3. The daughter, an emancipated adult, is exposed to liability for the injuries sustained by her mother because the doctrine of intrafamily immunity does not apply. See Arnold v. Arnold, 259 Ga. 150 (377 SE2d 856) (1989). The family exclusion clause does not cover the liability of this daughter as an insured person.
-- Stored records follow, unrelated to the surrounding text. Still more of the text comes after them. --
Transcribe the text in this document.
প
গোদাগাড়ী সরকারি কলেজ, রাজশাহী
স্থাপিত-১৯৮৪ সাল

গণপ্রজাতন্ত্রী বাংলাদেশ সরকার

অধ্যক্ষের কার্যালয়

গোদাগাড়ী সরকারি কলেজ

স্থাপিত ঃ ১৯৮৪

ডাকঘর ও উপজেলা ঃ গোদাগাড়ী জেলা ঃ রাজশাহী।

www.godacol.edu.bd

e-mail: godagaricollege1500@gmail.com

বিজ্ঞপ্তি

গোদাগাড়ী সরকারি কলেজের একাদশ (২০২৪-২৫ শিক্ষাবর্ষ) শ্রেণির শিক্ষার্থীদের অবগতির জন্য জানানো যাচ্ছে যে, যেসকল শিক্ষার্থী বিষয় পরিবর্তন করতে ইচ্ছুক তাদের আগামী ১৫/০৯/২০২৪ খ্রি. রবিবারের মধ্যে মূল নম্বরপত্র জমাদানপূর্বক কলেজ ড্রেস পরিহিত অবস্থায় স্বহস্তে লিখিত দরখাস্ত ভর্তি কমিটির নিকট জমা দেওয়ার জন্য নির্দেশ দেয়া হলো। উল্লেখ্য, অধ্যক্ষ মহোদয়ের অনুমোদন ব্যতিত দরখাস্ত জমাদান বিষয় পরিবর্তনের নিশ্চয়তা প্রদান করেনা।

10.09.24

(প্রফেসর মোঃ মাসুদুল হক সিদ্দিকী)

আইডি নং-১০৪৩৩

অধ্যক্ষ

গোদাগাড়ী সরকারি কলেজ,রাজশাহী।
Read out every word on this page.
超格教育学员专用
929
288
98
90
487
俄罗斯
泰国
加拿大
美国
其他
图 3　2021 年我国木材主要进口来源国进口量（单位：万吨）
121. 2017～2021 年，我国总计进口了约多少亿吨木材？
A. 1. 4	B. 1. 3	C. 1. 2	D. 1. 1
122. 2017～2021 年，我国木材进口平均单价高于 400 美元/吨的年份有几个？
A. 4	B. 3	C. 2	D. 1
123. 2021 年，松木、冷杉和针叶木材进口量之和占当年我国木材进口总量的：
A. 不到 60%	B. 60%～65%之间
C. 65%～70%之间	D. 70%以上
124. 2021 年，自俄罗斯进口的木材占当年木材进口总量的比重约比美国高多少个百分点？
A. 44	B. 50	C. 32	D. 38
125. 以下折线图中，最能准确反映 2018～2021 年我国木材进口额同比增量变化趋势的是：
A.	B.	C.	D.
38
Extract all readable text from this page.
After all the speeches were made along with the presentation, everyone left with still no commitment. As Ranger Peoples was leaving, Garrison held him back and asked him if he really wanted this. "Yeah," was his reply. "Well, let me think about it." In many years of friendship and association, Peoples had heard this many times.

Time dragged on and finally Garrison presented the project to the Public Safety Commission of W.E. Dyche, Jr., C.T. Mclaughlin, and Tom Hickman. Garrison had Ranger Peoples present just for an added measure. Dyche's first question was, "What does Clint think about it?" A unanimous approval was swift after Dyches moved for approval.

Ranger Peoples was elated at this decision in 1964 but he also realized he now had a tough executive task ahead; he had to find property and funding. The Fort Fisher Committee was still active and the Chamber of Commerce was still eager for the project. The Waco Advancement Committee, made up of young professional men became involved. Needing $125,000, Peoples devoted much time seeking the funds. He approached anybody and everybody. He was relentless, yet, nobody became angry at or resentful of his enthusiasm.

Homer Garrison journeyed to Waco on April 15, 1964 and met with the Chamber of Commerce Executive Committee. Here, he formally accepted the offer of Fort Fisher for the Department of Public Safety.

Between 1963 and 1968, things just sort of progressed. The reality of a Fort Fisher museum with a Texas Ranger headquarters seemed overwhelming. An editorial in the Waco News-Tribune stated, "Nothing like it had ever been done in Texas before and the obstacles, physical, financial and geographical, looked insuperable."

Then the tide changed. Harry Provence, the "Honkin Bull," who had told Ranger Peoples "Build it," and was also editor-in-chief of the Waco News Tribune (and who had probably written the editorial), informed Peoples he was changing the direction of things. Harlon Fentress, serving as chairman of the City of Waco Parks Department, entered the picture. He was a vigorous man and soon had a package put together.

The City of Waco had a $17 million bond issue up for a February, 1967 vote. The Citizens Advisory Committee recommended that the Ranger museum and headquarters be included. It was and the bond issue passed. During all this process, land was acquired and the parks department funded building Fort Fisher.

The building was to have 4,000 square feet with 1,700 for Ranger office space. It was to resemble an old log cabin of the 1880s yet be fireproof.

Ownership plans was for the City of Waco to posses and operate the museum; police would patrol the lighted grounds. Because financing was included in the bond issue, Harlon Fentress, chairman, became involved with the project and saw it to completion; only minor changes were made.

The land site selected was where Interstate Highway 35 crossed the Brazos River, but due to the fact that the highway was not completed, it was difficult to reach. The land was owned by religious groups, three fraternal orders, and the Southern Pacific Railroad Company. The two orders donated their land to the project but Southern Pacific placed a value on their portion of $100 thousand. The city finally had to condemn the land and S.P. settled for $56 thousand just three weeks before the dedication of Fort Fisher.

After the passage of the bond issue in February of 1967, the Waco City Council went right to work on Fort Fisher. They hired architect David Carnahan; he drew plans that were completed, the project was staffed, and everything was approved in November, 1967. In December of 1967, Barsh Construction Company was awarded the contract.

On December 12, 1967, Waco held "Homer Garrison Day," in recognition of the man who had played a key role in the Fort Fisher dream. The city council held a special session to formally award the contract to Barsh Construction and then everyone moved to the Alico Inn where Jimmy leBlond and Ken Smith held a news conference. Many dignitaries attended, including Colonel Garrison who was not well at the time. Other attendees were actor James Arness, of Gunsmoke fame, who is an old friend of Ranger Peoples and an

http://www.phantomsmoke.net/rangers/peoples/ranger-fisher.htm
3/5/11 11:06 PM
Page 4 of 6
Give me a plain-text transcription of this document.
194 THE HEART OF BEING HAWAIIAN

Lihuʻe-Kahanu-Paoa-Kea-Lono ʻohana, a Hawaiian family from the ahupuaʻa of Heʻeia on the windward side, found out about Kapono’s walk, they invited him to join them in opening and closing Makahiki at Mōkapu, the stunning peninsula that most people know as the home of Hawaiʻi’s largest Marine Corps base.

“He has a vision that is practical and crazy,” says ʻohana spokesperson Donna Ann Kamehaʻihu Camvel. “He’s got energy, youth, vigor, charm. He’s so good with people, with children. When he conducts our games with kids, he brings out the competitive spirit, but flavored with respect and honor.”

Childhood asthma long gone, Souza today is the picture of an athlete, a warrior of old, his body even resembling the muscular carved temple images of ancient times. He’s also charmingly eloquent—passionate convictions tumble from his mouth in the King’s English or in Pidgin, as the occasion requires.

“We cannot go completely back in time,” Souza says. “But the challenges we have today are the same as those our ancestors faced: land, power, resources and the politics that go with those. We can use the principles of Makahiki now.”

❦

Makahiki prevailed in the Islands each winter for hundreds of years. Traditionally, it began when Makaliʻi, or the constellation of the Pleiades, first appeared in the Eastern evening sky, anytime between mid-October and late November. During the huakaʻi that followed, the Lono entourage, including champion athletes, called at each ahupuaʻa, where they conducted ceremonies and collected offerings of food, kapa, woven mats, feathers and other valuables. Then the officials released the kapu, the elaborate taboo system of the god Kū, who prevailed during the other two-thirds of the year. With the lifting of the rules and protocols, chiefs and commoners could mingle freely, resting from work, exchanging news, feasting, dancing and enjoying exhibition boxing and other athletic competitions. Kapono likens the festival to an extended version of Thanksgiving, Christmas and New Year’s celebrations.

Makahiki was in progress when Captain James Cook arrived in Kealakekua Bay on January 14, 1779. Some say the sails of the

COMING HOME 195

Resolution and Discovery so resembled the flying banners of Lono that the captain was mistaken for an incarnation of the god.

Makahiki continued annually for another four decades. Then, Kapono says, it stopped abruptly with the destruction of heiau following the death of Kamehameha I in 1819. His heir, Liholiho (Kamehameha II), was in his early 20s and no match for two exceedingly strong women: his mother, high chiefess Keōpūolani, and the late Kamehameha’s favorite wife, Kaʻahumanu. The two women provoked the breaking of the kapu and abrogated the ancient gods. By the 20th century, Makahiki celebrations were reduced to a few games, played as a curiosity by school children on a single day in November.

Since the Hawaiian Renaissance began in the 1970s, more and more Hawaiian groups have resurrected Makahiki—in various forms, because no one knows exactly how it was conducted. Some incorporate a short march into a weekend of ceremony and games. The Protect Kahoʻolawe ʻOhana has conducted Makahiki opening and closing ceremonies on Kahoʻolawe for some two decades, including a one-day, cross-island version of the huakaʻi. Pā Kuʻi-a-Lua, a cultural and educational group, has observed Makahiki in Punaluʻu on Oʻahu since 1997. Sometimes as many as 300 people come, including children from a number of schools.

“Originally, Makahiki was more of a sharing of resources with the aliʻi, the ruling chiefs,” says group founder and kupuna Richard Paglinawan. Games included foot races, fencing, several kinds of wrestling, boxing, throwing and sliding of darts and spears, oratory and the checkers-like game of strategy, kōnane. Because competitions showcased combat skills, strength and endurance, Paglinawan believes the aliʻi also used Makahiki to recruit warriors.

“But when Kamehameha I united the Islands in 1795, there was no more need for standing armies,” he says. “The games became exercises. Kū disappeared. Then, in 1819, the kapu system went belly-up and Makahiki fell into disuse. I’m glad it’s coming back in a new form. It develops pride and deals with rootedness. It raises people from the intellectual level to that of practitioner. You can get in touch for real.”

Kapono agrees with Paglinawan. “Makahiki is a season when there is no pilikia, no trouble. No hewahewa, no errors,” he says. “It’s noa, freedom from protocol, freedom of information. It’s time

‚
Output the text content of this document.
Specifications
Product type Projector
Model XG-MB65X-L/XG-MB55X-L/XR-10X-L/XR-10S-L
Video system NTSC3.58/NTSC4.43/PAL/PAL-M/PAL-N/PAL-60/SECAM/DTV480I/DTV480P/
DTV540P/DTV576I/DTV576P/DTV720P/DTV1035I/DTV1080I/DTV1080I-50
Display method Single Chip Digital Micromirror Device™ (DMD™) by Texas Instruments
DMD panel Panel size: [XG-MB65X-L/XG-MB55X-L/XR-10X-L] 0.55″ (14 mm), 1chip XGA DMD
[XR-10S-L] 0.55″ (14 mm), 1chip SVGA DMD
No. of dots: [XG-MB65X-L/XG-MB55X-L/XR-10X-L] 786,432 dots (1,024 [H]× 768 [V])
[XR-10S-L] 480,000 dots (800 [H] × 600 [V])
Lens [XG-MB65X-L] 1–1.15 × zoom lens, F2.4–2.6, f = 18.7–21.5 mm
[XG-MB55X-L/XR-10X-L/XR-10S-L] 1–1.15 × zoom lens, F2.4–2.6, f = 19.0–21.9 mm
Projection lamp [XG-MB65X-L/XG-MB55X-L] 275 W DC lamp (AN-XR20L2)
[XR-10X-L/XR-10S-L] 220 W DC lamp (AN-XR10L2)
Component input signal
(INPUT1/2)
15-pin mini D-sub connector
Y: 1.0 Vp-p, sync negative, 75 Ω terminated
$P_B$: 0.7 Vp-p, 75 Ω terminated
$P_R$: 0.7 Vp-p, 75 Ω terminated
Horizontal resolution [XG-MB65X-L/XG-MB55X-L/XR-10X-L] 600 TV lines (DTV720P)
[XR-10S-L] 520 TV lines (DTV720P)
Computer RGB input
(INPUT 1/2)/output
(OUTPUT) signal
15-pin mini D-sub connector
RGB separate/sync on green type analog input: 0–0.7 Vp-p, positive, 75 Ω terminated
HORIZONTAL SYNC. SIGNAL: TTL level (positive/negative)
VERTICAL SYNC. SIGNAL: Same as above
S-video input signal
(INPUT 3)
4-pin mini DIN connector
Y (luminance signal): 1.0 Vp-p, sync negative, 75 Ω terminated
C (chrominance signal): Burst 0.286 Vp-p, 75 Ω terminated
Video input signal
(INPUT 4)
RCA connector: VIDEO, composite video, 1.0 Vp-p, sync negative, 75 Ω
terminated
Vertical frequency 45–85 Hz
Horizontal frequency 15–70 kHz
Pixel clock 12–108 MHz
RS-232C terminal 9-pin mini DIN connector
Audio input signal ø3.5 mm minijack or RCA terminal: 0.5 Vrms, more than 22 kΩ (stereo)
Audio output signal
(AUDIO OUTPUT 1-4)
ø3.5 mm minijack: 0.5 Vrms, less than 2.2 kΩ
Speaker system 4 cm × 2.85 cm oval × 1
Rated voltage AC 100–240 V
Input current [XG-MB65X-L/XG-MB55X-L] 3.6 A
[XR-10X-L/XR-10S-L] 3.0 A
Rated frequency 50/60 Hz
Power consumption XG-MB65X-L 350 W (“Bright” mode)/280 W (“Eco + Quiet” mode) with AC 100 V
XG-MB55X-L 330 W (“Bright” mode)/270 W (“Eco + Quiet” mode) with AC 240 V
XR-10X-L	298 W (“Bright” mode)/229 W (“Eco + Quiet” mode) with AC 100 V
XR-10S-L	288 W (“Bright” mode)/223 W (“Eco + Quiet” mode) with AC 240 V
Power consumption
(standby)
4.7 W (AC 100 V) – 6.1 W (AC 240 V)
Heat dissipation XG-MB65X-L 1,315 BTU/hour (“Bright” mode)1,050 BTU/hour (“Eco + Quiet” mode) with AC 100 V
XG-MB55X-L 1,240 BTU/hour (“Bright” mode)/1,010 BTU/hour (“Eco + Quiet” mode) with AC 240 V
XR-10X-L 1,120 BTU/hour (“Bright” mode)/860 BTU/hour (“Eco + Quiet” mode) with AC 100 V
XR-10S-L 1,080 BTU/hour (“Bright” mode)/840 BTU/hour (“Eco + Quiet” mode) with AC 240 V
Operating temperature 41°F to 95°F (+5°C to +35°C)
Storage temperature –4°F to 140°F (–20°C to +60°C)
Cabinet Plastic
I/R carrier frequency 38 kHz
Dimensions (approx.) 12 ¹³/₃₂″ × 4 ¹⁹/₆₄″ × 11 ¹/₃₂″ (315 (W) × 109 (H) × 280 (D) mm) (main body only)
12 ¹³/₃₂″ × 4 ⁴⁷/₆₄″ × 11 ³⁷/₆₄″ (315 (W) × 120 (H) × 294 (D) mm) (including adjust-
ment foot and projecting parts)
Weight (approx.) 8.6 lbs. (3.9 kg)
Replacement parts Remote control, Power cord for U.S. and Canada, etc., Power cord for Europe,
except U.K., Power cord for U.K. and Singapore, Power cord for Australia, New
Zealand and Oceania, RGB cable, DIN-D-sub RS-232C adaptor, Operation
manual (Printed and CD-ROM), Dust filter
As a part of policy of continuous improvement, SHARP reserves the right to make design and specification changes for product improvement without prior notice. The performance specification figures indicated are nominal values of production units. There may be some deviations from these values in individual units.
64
4. We have stated: "In view of our overriding policy of complete liability coverage for the protection of the public and the insured, if the exclusion were broader than the tort immunity of this state, the exclusion would be against public policy." GEICO v. Dickey, 255 Ga. 661, 663 (340 SE2d 595) (1986). See Stepho v. Allstate Ins. Co., 259 Ga. 475 (---- SE2d ----) (1989) for a synthesis of GEICO, supra, and Southern Guaranty Ins. Co. v. Preferred Risk Mut. Ins. Co., 257 Ga. 355 (359 SE2d 665) (1987).
5. Because the exclusion in this case is broader than immunity under our tort system, it is against public policy and cannot be enforced.
Ranitz, Mahoney, Forbes & Coolidge, Morton G. Forbes, amicus curiae.
Joseph J. Hennesy, Jr., for appellees.
Newton, Smith, Durden, Kaufold & McIntyre, Wilson R. Smith, for appellant.